Before we were interrupted by afib, my EP said those unlucky enough to be in the 10% failure group are in it because the first ablation missed part of the faulty flutter pathway. My choices were: 1) increase my diltiazem dosage (which we did, but it didn't help), 2) try a more dangerous medication that required a hospital stay to start, or 3) repeat the ablation. Had afib not gotten in the way, I would have chosen #3 and repeated the flutter ablation. (I prefer to avoid medication, especially if I have to be on it long term because I wonder what my options are if it loses its effectiveness over time. By choosing the ablation, I have the option of adding medication again if it's needed in the future.)
Best news is that you're doing better Yes, it might require a re-do, but without going inside, can't say for certainty that the issue was "missed part of the faulty flutter pathway" or that the flutter is coming from elsewhere on the left side. Let's hope you don't have to find out. As to meds, Diltiazem never did anything to prevent my flutter episodes, really only useful to bring rate down. Flecainide, on the other hand, does prevent them for me.
I don't know if you are based in UK or US. IMHO, your flutter might come from the left side, most likely LAA or the coronary sinus and you would need another ep who is well versed in ablating left side aflutter. As you already knew Aflutter does not respond well with medication. If I were you I would not stick with the same ep. A good mapping by a good ep will let them know it if left side or right side. Best wishes.
I'm from the US. Yes, the two possibilities are that even though the CTI line was checked --twice-- it still may need re-doing. The other like you said-- and maybe more likely -- is that it's coming from the left atrial wall and/or LAA.
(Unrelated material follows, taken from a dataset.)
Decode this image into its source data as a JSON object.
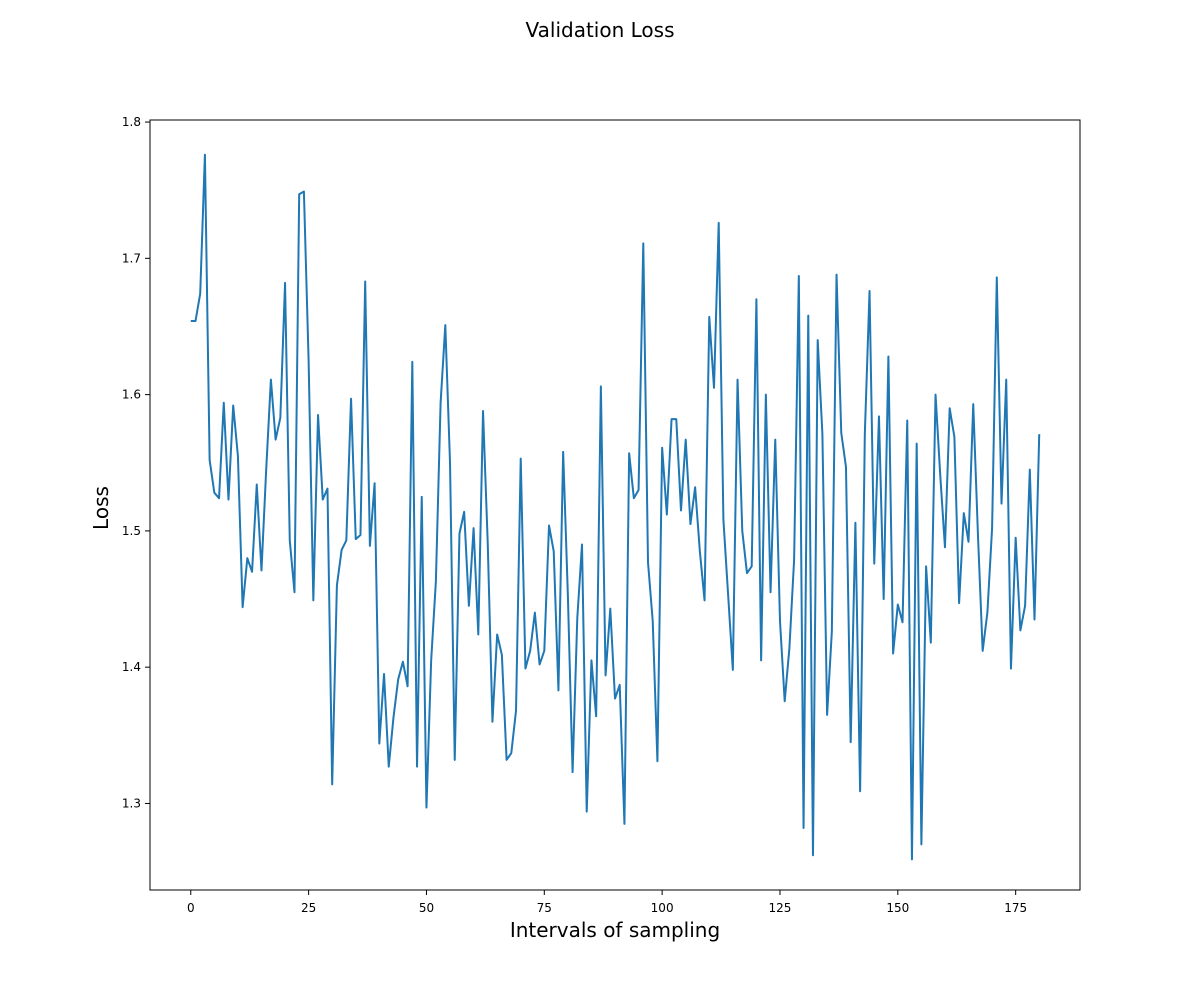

Unfortunately, here in the US, everything on the left side is done under General Anesthesia, which I am reluctant to do -- so unless I find an outlier ep, probably would take another crack at the right side if necessary -- or maybe visit your side of the Pond! I've only had one or two short flutter episodes while on daily Flecainde, but my goal is to be drug free
I have had 3 failed Atrial Flutter ablations. I finally had to have a total AV Node ablation to prevent my ventricular rate from staying above 120. My Aflutter came about when I had my mitral valve repaired (an annuloplasty done) apparently the impulse hit the scar tissue from the surgery and then would go into a loop and beat very fast.